Dank eines neuen kalifornischen Gesetzes müssen viele Betreiber:innen von Chatbots ab 1. Juli 2019 ihre Software so programmieren, dass sie Nutzer:innen klar darüber informiert, kein Mensch zu sein. Quartz-Reporter Dave Gershgorn schreibt über das neue Gesetz, das in erster Linie auf politische und kommerzielle Bots bei Facebook und Twitter abzielt. Doch auch bei Unternehmen, die Bots etwa als Hilfekanal auf ihrer Website einsetzen oder Dienste für den automatischen Nachrichtenversand anbieten, herrscht nun Unruhe. An Kritik an diesem Vorstoß mangelt es nicht. Denn wie immer bei neuer Regulierung des digitalen Raums entsteht auch hier ein großer Graubereich. Allerdings zeigen sowohl die Debatten über die systematische Manipulation der öffentlichen Meinung durch Bots als auch KI-Lösungen wie Google’s umstrittener Dienst Duplex (siehe Erlesenes #25 “Sprachassistent Google Duplex: Wir müssen reden, Google”), dass großer Handlungsbedarf besteht.
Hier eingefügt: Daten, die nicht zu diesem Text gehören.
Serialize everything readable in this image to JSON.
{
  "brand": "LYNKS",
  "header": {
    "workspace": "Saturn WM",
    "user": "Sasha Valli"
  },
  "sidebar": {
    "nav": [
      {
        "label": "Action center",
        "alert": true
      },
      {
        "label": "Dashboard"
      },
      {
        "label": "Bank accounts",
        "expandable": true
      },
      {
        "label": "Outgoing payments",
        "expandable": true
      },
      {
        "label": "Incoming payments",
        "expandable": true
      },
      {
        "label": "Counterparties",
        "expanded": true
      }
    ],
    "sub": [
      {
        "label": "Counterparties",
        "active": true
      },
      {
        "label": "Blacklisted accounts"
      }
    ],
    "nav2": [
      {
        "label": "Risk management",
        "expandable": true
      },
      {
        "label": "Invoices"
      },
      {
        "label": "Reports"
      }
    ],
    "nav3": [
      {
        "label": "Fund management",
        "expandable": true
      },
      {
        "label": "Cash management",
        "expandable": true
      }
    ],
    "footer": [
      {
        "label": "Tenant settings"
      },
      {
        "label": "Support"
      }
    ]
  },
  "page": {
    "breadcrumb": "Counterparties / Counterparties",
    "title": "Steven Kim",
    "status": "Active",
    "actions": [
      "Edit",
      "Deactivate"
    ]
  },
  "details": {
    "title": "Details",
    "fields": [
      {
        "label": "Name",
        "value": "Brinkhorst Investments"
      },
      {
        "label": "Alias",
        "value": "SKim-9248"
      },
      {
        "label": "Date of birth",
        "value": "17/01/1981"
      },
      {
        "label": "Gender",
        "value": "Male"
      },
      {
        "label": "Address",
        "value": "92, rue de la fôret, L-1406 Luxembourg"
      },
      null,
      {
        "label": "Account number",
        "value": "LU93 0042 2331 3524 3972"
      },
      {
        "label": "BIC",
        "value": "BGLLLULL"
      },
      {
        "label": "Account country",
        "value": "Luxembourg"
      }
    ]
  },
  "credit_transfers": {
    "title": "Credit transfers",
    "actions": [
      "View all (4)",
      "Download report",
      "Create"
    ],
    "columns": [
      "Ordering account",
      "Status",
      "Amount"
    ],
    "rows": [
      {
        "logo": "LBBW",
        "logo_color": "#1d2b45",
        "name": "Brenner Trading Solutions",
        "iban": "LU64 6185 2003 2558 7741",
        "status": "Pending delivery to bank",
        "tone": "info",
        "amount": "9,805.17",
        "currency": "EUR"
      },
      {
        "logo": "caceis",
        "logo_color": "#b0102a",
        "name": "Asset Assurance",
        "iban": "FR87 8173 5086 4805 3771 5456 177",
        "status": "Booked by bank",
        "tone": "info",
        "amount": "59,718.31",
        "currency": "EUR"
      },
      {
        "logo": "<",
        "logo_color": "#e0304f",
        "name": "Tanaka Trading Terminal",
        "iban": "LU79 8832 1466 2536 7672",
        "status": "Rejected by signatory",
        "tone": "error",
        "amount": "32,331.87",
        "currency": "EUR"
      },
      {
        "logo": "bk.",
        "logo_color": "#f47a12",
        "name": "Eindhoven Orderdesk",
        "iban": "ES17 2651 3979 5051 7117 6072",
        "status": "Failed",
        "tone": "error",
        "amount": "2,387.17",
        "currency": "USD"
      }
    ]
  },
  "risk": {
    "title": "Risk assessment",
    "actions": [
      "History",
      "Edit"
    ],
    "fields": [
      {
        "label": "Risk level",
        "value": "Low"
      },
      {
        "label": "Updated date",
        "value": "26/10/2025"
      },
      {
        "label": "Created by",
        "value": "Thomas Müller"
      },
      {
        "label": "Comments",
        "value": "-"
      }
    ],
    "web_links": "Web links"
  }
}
🔖Das Risiko mangelnder öffentlicher Akzeptanz für selbstfahrende Autos

(Movement rises to keep humans, not robots, in the driver’s seat), 16. Oktober 2018, Detroit Free Press

Die öffentliche Akzeptanz von Künstlicher Intelligenz (KI) ist in vielen Bereichen Voraussetzung für ihren breiten Einsatz. Dies gilt speziell für autonomes Fahren. Sofern eine überwiegende Mehrzahl der heutigen Autofahrer:innen die Kontrolle über das Lenkrad partout nicht abgeben will, dürfte es für die Fürsprecher selbstfahrender Mobilität schwierig werden. Die „Detroit Free Press“- Reporterin Jamie L. LaReau thematisiert das Entstehen einer Bewegung aus Automobilenthusiast:innen, die gegen die Vision einer ausschließlich von autonomen Fahrzeugen geprägten Zukunft mobil machen. Autofahren und Automobilkultur habe in ihrem Leben eine große Bedeutung. Die Freiheit zu besitzen, einen PKW steuern zu können, sei für sie regelrecht ein Inbegriff des Menschseins. Sie fordern daher, autonomes Fahren optional einzuführen. Das allerdings könnte schwierig werden, ist es doch gerade unvorhersehbares menschliches Verhalten, das Algorithmen verwirrt (siehe Erlesenes #33, “Sollten Menschen ihr Verhalten an autonome Fahrzeuge anpassen?”). Zur Frage der Akzeptanz Künstlicher Intelligenz verweisen wir auch auf die Ergebnisse unserer repräsentativen Umfrage.


🔖Wie Gesichtserkennung dem Wohlbefinden von Tieren dient

(Here Is a List of Every Animal Humans Currently Monitor Using Facial Recognition Technology), 12. Oktober 2018, New York Magazine

Für den Einsatz bei Menschen ist Gesichtserkennungstechnologie ein zweischneidiges Schwert. Und bei Tieren? Hier scheinen zumindest derzeit die unverfänglichen Nutzungsszenarien zu überwiegen. Mack DeGeurin hat für das New York Magazine Beispiele gesammelt, bei denen mithilfe intelligenter Software zur Analyse von Gesichtsausdrücken verschiedenste Tierarten überwacht und auf ihr Wohlbefinden hin untersucht werden. Ein norwegisches Unternehmen verwendet derartige Technologie beispielsweise, um frühzeitig das Ausbrechen von Krankheiten bei Lachsen zu erkennen. Ein irisches Startup nutzt Bilder von Kühen, um herauszufinden, ob sie genug Wasser und Futter haben. Und eine von Forscher:innen der Universität Cambridge entwickelte Künstliche Intelligenz blickt Schafen ins Gesicht, um das Vorhandensein von Schmerz zu erkennen – etwas, wozu Menschen in der Regel nicht imstande sind.